Either can be used, as @DPT says.
I heard a loud screech from beyond the gates, then silence. 'What is going on?' I thought.
Here, effectively, you are presenting the thought as internal monologue. The character is effectively talking to himself. You therefore treat it as if you were writing dialogue - present tense. It doesn't really matter that the character is talking to himself rather than to someone else, nor that the words are thought rather than said out loud.
I heard a loud screech from beyond the gates, then silence. What was going on?
In this case, as @DPT states, the thought is kept closer to the narration. The character isn't necessarily verbalising the thought, it can be more of a feeling. Consider: when you are startled, you don't necessarily verbalise in your mind 'what's going on' - by the time it would have taken you to verbalise, you're already responding in one way or another.
Either way is valid, but they create different effects.
Either can work, and you can use both in the same manuscript.
Some agents and publishers say that keeping it in third past is a 'closer narration.'
"Come with me." She really ought to grab his hand and pull him. The
danger was that real. He had no idea.
Sometimes converting to italicized first, present tense may create a closer narration.
"Come with me." I really ought to grab his hand and pull him. The
danger is that real. He had no idea.
"He had no idea" might be thought or narration in either of those.
It is easy to go too far with the italics, especially if you are using them for emphasis as well, in dialog. You want to aim to get the reader immersed in your world and might need to play around with various combinations.

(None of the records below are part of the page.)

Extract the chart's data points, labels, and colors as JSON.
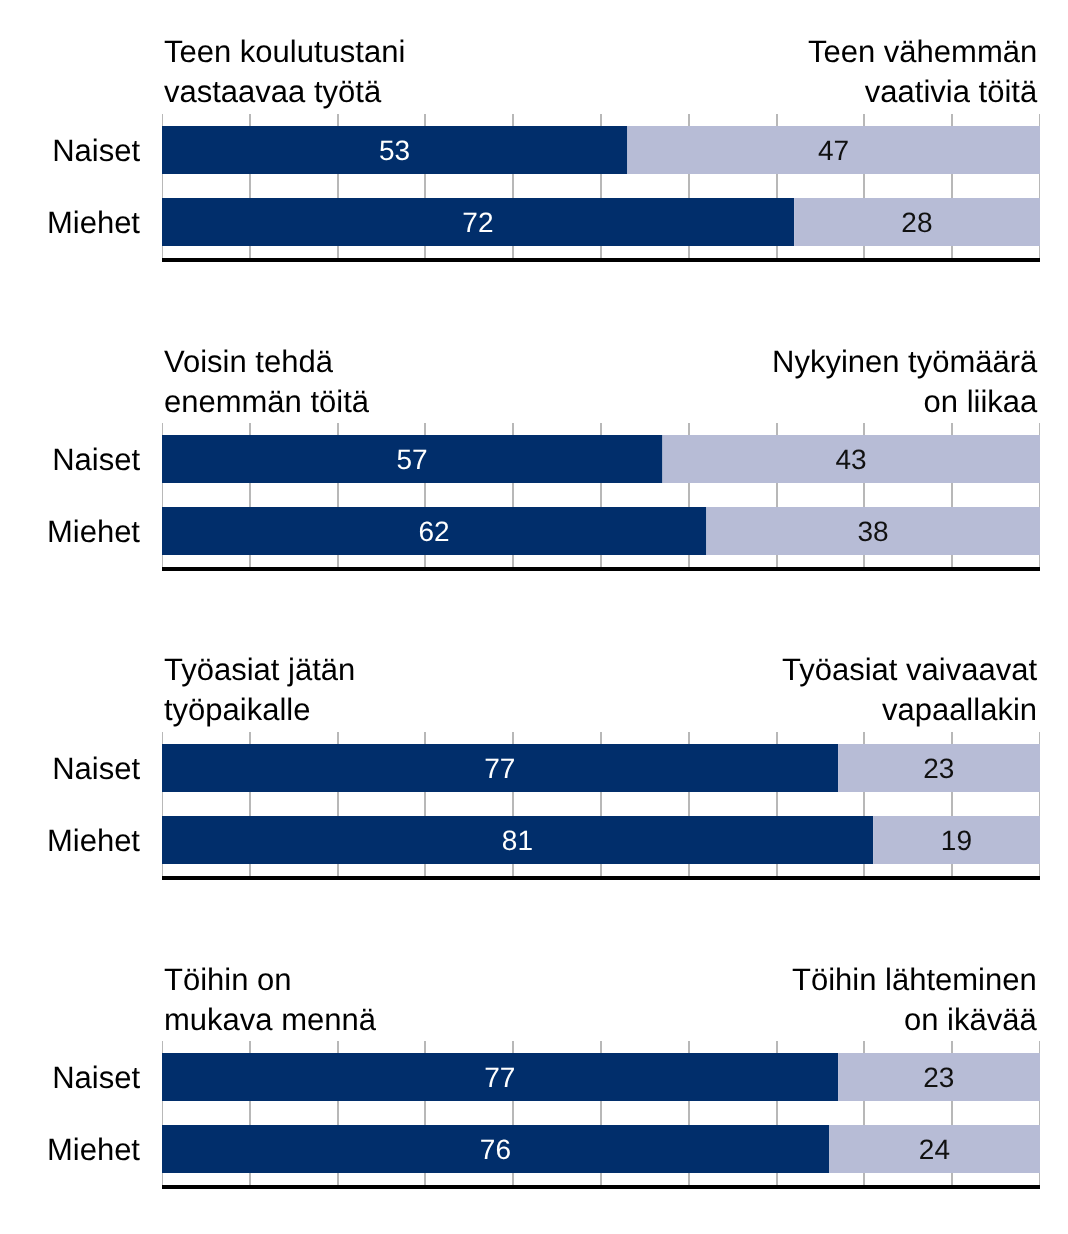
{
  "chart_data": [
    {
      "type": "bar",
      "orientation": "horizontal",
      "stacked": true,
      "categories": [
        "Naiset",
        "Miehet"
      ],
      "series": [
        {
          "name": "Teen koulutustani vastaavaa työtä",
          "color": "#012e6b",
          "values": [
            53,
            72
          ]
        },
        {
          "name": "Teen vähemmän vaativia töitä",
          "color": "#b7bcd6",
          "values": [
            47,
            28
          ]
        }
      ],
      "xlim": [
        0,
        100
      ],
      "xticks": [
        {
          "value": 0,
          "label": null
        },
        {
          "value": 10,
          "label": null
        },
        {
          "value": 20,
          "label": null
        },
        {
          "value": 30,
          "label": null
        },
        {
          "value": 40,
          "label": null
        },
        {
          "value": 50,
          "label": null
        },
        {
          "value": 60,
          "label": null
        },
        {
          "value": 70,
          "label": null
        },
        {
          "value": 80,
          "label": null
        },
        {
          "value": 90,
          "label": null
        },
        {
          "value": 100,
          "label": null
        }
      ],
      "grid": "x",
      "tick_labels": "y",
      "data_labels": true
    },
    {
      "type": "bar",
      "orientation": "horizontal",
      "stacked": true,
      "categories": [
        "Naiset",
        "Miehet"
      ],
      "series": [
        {
          "name": "Voisin tehdä enemmän töitä",
          "color": "#012e6b",
          "values": [
            57,
            62
          ]
        },
        {
          "name": "Nykyinen työmäärä on liikaa",
          "color": "#b7bcd6",
          "values": [
            43,
            38
          ]
        }
      ],
      "xlim": [
        0,
        100
      ],
      "xticks": [
        {
          "value": 0,
          "label": null
        },
        {
          "value": 10,
          "label": null
        },
        {
          "value": 20,
          "label": null
        },
        {
          "value": 30,
          "label": null
        },
        {
          "value": 40,
          "label": null
        },
        {
          "value": 50,
          "label": null
        },
        {
          "value": 60,
          "label": null
        },
        {
          "value": 70,
          "label": null
        },
        {
          "value": 80,
          "label": null
        },
        {
          "value": 90,
          "label": null
        },
        {
          "value": 100,
          "label": null
        }
      ],
      "grid": "x",
      "tick_labels": "y",
      "data_labels": true
    },
    {
      "type": "bar",
      "orientation": "horizontal",
      "stacked": true,
      "categories": [
        "Naiset",
        "Miehet"
      ],
      "series": [
        {
          "name": "Työasiat jätän työpaikalle",
          "color": "#012e6b",
          "values": [
            77,
            81
          ]
        },
        {
          "name": "Työasiat vaivaavat vapaallakin",
          "color": "#b7bcd6",
          "values": [
            23,
            19
          ]
        }
      ],
      "xlim": [
        0,
        100
      ],
      "xticks": [
        {
          "value": 0,
          "label": null
        },
        {
          "value": 10,
          "label": null
        },
        {
          "value": 20,
          "label": null
        },
        {
          "value": 30,
          "label": null
        },
        {
          "value": 40,
          "label": null
        },
        {
          "value": 50,
          "label": null
        },
        {
          "value": 60,
          "label": null
        },
        {
          "value": 70,
          "label": null
        },
        {
          "value": 80,
          "label": null
        },
        {
          "value": 90,
          "label": null
        },
        {
          "value": 100,
          "label": null
        }
      ],
      "grid": "x",
      "tick_labels": "y",
      "data_labels": true
    },
    {
      "type": "bar",
      "orientation": "horizontal",
      "stacked": true,
      "categories": [
        "Naiset",
        "Miehet"
      ],
      "series": [
        {
          "name": "Töihin on mukava mennä",
          "color": "#012e6b",
          "values": [
            77,
            76
          ]
        },
        {
          "name": "Töihin lähteminen on ikävää",
          "color": "#b7bcd6",
          "values": [
            23,
            24
          ]
        }
      ],
      "xlim": [
        0,
        100
      ],
      "xticks": [
        {
          "value": 0,
          "label": null
        },
        {
          "value": 10,
          "label": null
        },
        {
          "value": 20,
          "label": null
        },
        {
          "value": 30,
          "label": null
        },
        {
          "value": 40,
          "label": null
        },
        {
          "value": 50,
          "label": null
        },
        {
          "value": 60,
          "label": null
        },
        {
          "value": 70,
          "label": null
        },
        {
          "value": 80,
          "label": null
        },
        {
          "value": 90,
          "label": null
        },
        {
          "value": 100,
          "label": null
        }
      ],
      "grid": "x",
      "tick_labels": "y",
      "data_labels": true
    }
  ]
}
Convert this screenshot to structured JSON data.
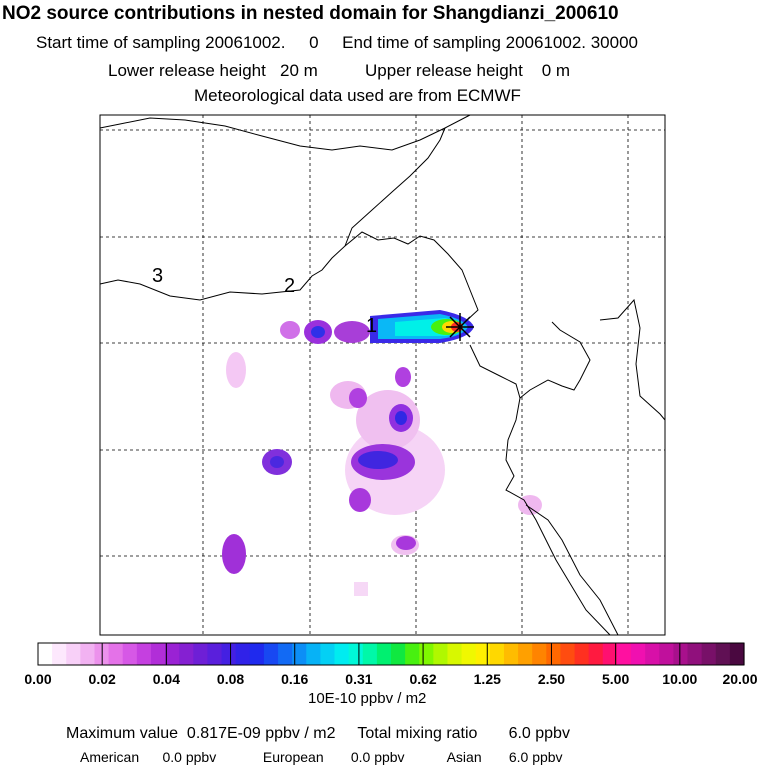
{
  "header": {
    "title": "NO2 source contributions in nested domain for Shangdianzi_200610",
    "sampling": "Start time of sampling 20061002.     0     End time of sampling 20061002. 30000",
    "release": "Lower release height   20 m          Upper release height    0 m",
    "met": "Meteorological data used are from ECMWF"
  },
  "chart_data": {
    "type": "heatmap",
    "title": "NO2 source contributions in nested domain for Shangdianzi_200610",
    "region_labels": [
      "3",
      "2",
      "1"
    ],
    "colorbar": {
      "unit": "10E-10 ppbv / m2",
      "tick_labels": [
        "0.00",
        "0.02",
        "0.04",
        "0.08",
        "0.16",
        "0.31",
        "0.62",
        "1.25",
        "2.50",
        "5.00",
        "10.00",
        "20.00"
      ],
      "colors": [
        "#ffffff",
        "#fde8fd",
        "#f8d0f8",
        "#f2b2f2",
        "#ec92ec",
        "#e472e8",
        "#d658e6",
        "#c540e0",
        "#b12ed8",
        "#9a22d4",
        "#8520d2",
        "#6e1fd6",
        "#5a1fdc",
        "#4420e2",
        "#3022e8",
        "#1f2aee",
        "#1848f2",
        "#126af4",
        "#0c8ef6",
        "#07b2f6",
        "#04d0f4",
        "#00ecf0",
        "#00f8d8",
        "#00f8a8",
        "#00f070",
        "#10e840",
        "#48f010",
        "#80f800",
        "#b0f800",
        "#d8f800",
        "#f0f800",
        "#fff000",
        "#ffd800",
        "#ffbc00",
        "#ffa000",
        "#ff8400",
        "#ff6800",
        "#ff4c10",
        "#ff3020",
        "#ff1a40",
        "#ff1070",
        "#ff10a0",
        "#f010b0",
        "#d810a8",
        "#c0109c",
        "#a8108c",
        "#90107c",
        "#781068",
        "#601054",
        "#4a0840"
      ]
    },
    "stats": {
      "max_line": "Maximum value  0.817E-09 ppbv / m2",
      "total_line": "Total mixing ratio       6.0 ppbv",
      "american_label": "American",
      "american_value": "0.0 ppbv",
      "european_label": "European",
      "european_value": "0.0 ppbv",
      "asian_label": "Asian",
      "asian_value": "6.0 ppbv"
    }
  }
}
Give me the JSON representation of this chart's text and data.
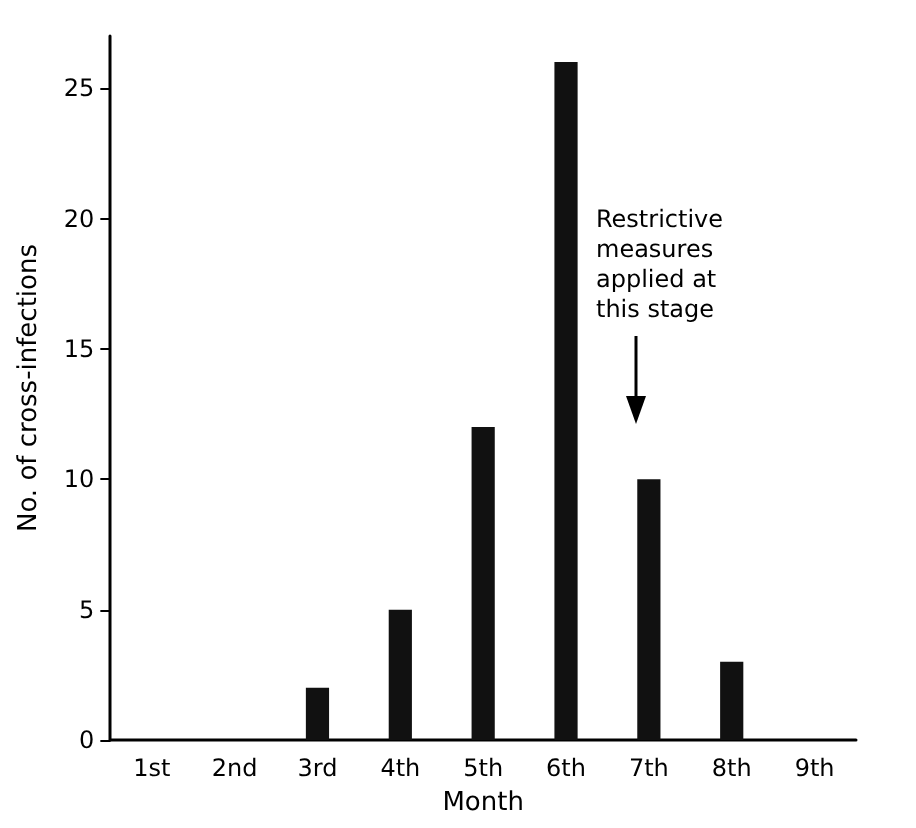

Direct thoughts tend to be in present-tense, even if the third-person narration is in the past, though admittedly, my main gauge for this is A Song of Ice and Fire. I'm sure there are many legitimate ways of doing this, but I think the rule of thumb is if you're going to include direct thoughts at all (I personally avoid them), you treat it like dialogue, like it's being thought there and then.
However, this requires a distinction between narration and direct thoughts. In the case of A Song of Ice and Fire, they use italics.